Each VPLEX director is a bladed multi-core multi-processor x86 virtualization processing unit containing 4 hot-swappable IO modules. The 1U IO annex is used for intra-cluster director communication. Each director runs a Linux kernel and a specialized storage virtualization environment called GeoSynchrony, that provides proprietary clustering capability. Each cluster has a service management station which provides all alerting and software management capabilities.

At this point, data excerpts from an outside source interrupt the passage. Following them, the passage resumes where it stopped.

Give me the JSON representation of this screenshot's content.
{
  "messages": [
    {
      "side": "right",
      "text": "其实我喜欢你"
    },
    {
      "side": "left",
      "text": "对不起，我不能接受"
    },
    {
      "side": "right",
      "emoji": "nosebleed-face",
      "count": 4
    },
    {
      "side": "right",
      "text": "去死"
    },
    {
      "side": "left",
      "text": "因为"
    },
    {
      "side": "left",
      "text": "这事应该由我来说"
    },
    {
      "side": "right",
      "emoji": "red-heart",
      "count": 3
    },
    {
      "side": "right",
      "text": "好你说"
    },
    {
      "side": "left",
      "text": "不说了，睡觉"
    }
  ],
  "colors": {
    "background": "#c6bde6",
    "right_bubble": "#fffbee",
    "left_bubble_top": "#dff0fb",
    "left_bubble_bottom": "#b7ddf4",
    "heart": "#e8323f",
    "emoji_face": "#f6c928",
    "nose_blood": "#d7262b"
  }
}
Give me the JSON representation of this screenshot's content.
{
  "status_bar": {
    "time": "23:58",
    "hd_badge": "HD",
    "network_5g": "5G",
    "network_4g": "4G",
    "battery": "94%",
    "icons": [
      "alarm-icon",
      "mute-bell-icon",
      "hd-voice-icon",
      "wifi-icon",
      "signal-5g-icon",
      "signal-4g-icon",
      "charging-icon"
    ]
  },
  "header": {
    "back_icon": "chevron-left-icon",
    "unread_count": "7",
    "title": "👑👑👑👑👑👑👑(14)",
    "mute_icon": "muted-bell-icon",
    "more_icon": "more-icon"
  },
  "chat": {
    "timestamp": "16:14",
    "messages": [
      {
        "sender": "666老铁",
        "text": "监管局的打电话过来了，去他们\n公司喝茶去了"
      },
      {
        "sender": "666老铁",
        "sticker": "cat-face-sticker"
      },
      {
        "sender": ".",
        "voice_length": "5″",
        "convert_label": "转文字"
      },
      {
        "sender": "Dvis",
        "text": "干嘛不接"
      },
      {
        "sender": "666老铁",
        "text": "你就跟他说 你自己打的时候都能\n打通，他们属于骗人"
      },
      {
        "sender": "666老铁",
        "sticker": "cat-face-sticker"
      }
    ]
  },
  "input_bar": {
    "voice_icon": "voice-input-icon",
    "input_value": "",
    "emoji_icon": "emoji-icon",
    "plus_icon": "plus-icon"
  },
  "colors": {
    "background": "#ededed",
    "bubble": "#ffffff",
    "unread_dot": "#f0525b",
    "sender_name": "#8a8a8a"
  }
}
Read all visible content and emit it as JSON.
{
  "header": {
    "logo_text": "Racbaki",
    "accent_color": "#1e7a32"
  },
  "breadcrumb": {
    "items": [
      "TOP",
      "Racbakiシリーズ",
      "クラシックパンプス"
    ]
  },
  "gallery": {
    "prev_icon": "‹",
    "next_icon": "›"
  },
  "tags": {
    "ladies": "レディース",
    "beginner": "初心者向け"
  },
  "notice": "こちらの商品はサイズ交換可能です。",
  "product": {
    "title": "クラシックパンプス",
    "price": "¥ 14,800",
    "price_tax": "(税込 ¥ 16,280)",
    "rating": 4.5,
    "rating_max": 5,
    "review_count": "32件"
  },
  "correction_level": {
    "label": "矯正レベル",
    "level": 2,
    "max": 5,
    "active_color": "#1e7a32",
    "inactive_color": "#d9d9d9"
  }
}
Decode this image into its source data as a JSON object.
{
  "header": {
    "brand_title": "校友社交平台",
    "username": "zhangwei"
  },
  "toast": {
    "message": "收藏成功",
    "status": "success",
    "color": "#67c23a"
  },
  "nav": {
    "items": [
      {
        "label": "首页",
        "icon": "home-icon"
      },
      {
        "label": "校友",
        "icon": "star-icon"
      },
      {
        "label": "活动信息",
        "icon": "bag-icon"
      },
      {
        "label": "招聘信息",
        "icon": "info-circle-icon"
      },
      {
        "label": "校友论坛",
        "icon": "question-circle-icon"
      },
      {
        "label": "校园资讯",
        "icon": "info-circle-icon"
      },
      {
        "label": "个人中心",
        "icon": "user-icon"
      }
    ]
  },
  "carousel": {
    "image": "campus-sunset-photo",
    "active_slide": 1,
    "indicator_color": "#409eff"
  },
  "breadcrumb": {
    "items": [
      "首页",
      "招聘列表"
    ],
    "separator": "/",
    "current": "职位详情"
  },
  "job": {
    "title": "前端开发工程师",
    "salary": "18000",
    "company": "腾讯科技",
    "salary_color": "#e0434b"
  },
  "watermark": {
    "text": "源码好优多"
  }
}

VPLEX is based on standard EMC building block hardware architecture components such as those used in its Symmetrix product line. VPLEX uses an in-band architecture which means that data flowing between a host and a storage controller flows through one or more directors. On the front end, VPLEX presents an interface to a host which looks like a standard storage controller SCSI target. On the VPLEX back end, the VPLEX provides an interface to a physical storage controller that act like a host, essentially like a SCSI initiator.

A VPLEX cluster consists of one or more pairs of directors (up to 4 pairs). Any director from any engine can failover to any other director in the cluster in the case of hardware or path failure.